Due tecnici incaricati di bonificare l’abitazione di Cornelia Daniela Merz hanno scoperto 136.900 euro in contanti, nascosti in diverse buste bianche tra oggetti personali e ricordi conservati nella casa. La somma è stata affidata alla Polizia locale e trasferita in un istituto di credito.
Il ritrovamento è avvenuto in un casolare di Troviggiano, frazione di Cingoli, in provincia di Macerata. Gli operatori della Ekonore, azienda specializzata con sede legale a Milano e sede operativa a Viareggio, stavano eseguendo un intervento di sanificazione dopo la morte della proprietaria.
La donna, una casalinga svizzera di 65 anni, era stata trovata senza vita nella camera da letto il 17 giugno 2026. Secondo gli accertamenti, il decesso risaliva ad almeno due mesi prima.
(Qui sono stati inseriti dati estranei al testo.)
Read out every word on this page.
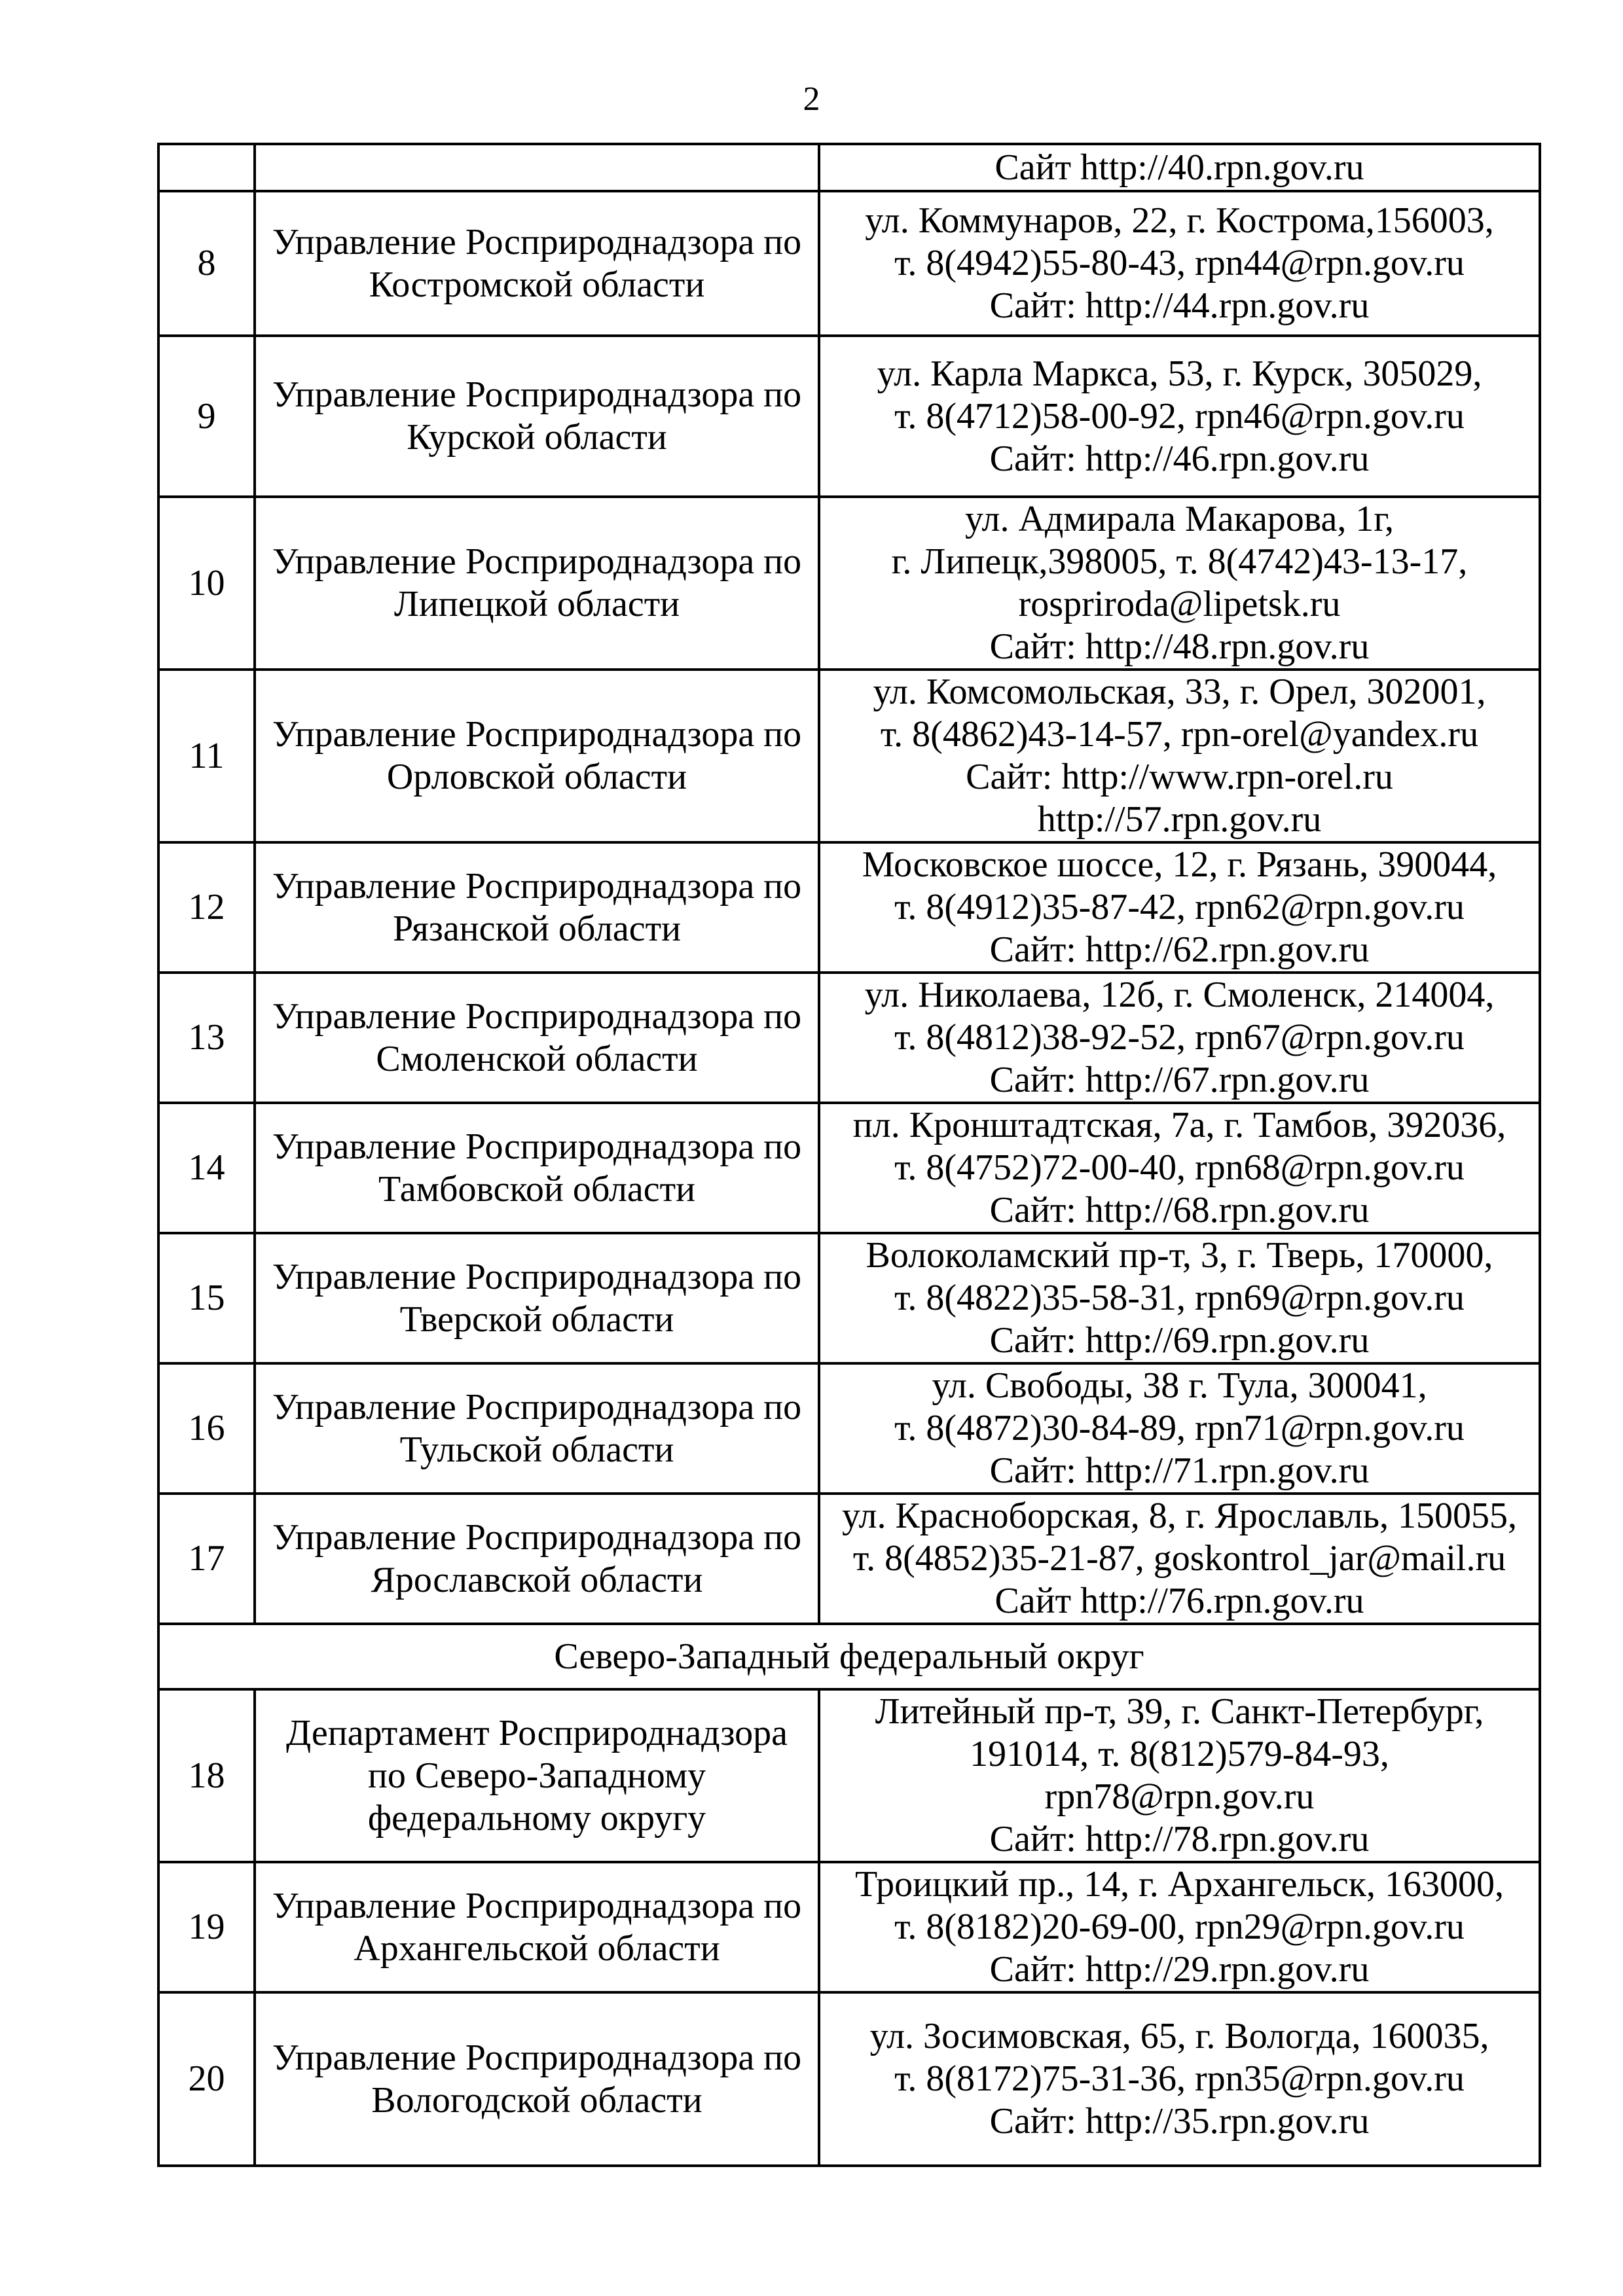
2
		Сайт http://40.rpn.gov.ru
8	Управление Росприроднадзора по
Костромской области	ул. Коммунаров, 22, г. Кострома,156003,
т. 8(4942)55-80-43, rpn44@rpn.gov.ru
Сайт: http://44.rpn.gov.ru

9	Управление Росприроднадзора по
Курской области	ул. Карла Маркса, 53, г. Курск, 305029,
т. 8(4712)58-00-92, rpn46@rpn.gov.ru
Сайт: http://46.rpn.gov.ru

10	Управление Росприроднадзора по
Липецкой области	ул. Адмирала Макарова, 1г,
г. Липецк,398005, т. 8(4742)43-13-17,
rospriroda@lipetsk.ru
Сайт: http://48.rpn.gov.ru

11	Управление Росприроднадзора по
Орловской области	ул. Комсомольская, 33, г. Орел, 302001,
т. 8(4862)43-14-57, rpn-orel@yandex.ru
Сайт: http://www.rpn-orel.ru
http://57.rpn.gov.ru

12	Управление Росприроднадзора по
Рязанской области	Московское шоссе, 12, г. Рязань, 390044,
т. 8(4912)35-87-42, rpn62@rpn.gov.ru
Сайт: http://62.rpn.gov.ru

13	Управление Росприроднадзора по
Смоленской области	ул. Николаева, 12б, г. Смоленск, 214004,
т. 8(4812)38-92-52, rpn67@rpn.gov.ru
Сайт: http://67.rpn.gov.ru

14	Управление Росприроднадзора по
Тамбовской области	пл. Кронштадтская, 7а, г. Тамбов, 392036,
т. 8(4752)72-00-40, rpn68@rpn.gov.ru
Сайт: http://68.rpn.gov.ru

15	Управление Росприроднадзора по
Тверской области	Волоколамский пр-т, 3, г. Тверь, 170000,
т. 8(4822)35-58-31, rpn69@rpn.gov.ru
Сайт: http://69.rpn.gov.ru

16	Управление Росприроднадзора по
Тульской области	ул. Свободы, 38 г. Тула, 300041,
т. 8(4872)30-84-89, rpn71@rpn.gov.ru
Сайт: http://71.rpn.gov.ru

17	Управление Росприроднадзора по
Ярославской области	ул. Красноборская, 8, г. Ярославль, 150055,
т. 8(4852)35-21-87, goskontrol_jar@mail.ru
Сайт http://76.rpn.gov.ru

Северо-Западный федеральный округ		
18	Департамент Росприроднадзора
по Северо-Западному
федеральному округу	Литейный пр-т, 39, г. Санкт-Петербург,
191014, т. 8(812)579-84-93,
rpn78@rpn.gov.ru
Сайт: http://78.rpn.gov.ru

19	Управление Росприроднадзора по
Архангельской области	Троицкий пр., 14, г. Архангельск, 163000,
т. 8(8182)20-69-00, rpn29@rpn.gov.ru
Сайт: http://29.rpn.gov.ru

20	Управление Росприроднадзора по
Вологодской области	ул. Зосимовская, 65, г. Вологда, 160035,
т. 8(8172)75-31-36, rpn35@rpn.gov.ru
Сайт: http://35.rpn.gov.ru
L’autopsia, svolta dal medico legale Antonio Tombolini su incarico della procura di Macerata, ha stabilito che Cornelia Daniela Merz è morta per cause naturali.
Quando hanno notato le banconote, i due tecnici hanno interrotto il lavoro nell’area interessata e avvisato Francesco Colombo, amministratore delegato e fondatore dell’azienda. La direzione ha quindi contattato le autorità. Gli agenti, insieme al comandante della Polizia locale, hanno contato e inventariato il denaro prima di prenderlo in consegna.
L’intervento che aveva portato alla scoperta del corpo era scattato dopo alcune segnalazioni. Il Dipartimento di Salute mentale di Jesi aveva avvertito i servizi sociali perché il figlio della donna, disabile e seguito dalla struttura, non si presentava più alle terapie. Negli stessi giorni un vicino aveva riferito di non vedere da tempo la sessantacinquenne.
Nella casa vivevano anche il marito di 74 anni e il figlio di 43. Dopo l’arrivo delle forze dell’ordine, entrambi erano stati accompagnati all’ospedale Carlo Urbani di Jesi per accertamenti sanitari e assistenza. Non risultano indagati.
La provenienza e la titolarità dei 136.900 euro dovranno ora essere valutate nell’ambito degli adempimenti successori. La somma resterà custodita fino alla conclusione degli accertamenti e alla definizione degli aventi diritto.